Why court safety planning matters

This webinar examines key safety issues for women leaving an abusive relationship from the time the woman begins to consider separation, throughout the separation and family law processes and beyond. We will look at both physical and emotional safety issues, legal steps women can take, tech safety and keeping children safe, offering tips and strategies so women and their children can be and feel as safe as possible.

This is another in the series of webinars on family law issues when there’s family violence presented by Luke’s Place in partnership with CLEO, with support from The Law Foundation of Ontario.

From the presentation: A safety plan is an individualized plan that reduces the risks of further abuse for the woman and, in many cases, her children. It should address both physical and emotional safety concerns as well as strategies for other basic needs the woman may have: income, housing, food, child care and so on.

Every woman’s safety plan will be unique, because it should be built to reflect her individual situation. A woman with no children, a supportive family nearby and who can afford to install security systems at her home will need a very different safety plan than a woman with young kids, no family close by and limited financial resources. Safety plans change over time. Sometimes, the woman’s circumstances change (children get older, she moves). Sometimes, the abuser’s circumstances change (he goes to jail or leaves the country). Sometimes, court outcomes change the situation.

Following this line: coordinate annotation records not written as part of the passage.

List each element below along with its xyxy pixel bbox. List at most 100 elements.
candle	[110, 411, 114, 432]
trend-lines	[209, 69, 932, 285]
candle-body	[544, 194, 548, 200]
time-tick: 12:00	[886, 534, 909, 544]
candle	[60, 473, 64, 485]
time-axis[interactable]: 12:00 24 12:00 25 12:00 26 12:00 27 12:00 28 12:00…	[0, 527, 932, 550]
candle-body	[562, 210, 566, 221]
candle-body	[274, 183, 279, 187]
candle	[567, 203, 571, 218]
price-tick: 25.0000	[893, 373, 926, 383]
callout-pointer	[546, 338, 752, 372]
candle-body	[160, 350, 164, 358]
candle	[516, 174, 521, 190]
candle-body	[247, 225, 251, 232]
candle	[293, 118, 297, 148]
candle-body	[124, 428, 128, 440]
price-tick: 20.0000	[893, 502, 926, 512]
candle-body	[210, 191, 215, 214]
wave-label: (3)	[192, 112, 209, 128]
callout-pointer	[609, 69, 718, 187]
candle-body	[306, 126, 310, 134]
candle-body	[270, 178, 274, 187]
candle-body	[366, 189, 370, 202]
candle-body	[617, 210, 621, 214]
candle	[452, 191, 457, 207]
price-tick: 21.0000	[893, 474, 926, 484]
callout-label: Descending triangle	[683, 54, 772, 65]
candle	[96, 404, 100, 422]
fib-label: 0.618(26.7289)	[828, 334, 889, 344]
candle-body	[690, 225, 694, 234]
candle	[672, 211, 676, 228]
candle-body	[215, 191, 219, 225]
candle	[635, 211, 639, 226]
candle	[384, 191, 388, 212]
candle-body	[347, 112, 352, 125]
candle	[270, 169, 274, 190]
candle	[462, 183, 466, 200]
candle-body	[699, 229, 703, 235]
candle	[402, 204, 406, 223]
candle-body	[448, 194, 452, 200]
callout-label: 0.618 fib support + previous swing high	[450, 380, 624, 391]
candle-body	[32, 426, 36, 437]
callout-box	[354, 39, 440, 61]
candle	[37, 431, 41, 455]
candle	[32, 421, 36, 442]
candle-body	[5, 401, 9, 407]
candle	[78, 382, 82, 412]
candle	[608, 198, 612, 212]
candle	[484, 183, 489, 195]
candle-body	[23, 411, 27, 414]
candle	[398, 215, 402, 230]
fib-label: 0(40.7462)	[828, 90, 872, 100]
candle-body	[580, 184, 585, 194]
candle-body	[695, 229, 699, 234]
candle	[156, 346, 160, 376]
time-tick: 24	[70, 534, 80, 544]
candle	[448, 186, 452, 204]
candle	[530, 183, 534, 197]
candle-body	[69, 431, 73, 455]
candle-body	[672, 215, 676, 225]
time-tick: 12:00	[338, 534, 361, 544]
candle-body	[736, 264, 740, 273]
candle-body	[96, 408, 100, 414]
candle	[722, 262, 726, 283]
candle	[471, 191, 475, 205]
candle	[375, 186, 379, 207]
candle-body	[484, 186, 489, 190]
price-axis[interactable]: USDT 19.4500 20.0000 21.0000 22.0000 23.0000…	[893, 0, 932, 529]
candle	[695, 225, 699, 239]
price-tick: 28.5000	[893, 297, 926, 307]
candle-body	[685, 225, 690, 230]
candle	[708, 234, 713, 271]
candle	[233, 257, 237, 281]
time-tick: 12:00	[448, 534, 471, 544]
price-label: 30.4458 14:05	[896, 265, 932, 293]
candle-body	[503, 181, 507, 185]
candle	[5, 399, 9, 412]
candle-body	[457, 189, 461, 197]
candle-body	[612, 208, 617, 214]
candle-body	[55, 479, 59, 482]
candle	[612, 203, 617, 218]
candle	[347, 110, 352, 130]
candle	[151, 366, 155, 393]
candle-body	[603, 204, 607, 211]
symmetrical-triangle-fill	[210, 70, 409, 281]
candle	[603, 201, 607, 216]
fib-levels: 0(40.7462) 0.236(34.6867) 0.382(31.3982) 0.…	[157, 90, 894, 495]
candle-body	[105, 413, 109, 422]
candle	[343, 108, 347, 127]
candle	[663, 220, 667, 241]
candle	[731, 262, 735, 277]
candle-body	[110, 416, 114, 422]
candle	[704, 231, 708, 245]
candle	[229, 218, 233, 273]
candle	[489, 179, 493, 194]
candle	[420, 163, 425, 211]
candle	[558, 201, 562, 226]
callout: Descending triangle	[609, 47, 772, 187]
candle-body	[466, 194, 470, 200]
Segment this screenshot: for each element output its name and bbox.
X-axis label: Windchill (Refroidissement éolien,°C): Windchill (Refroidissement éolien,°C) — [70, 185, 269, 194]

Often, our minds tend to focus on physical safety, but it is important for a woman’s safety plan to also include strategies to make her as emotionally safe as possible.

She will need her plan to address how she will manage contact with her former partner when she sees him at court or when they are exchanging or discussing the children to minimize his ability to intimidate her.

Setting boundaries with the former partner is a key component of an emotional safety plan. Our resource, Family Court and Beyond contains a checklist to assist women think about boundary setting and include such suggestions as:

  • Opening a new email account to separate communication with the former partner from other communication
  • Adjust social media settings to ensure privacy
  • Arranging exchanges of the children away from her home
  • Limiting contact with her former partner’s family

In Family Court and Beyond, you can also find a template for a woman to use when she is developing her safety plan that looks at eight aspects of a woman’s life where safety may be an issue: physical, emotional, sexual, health, financial, spiritual, housing and legal.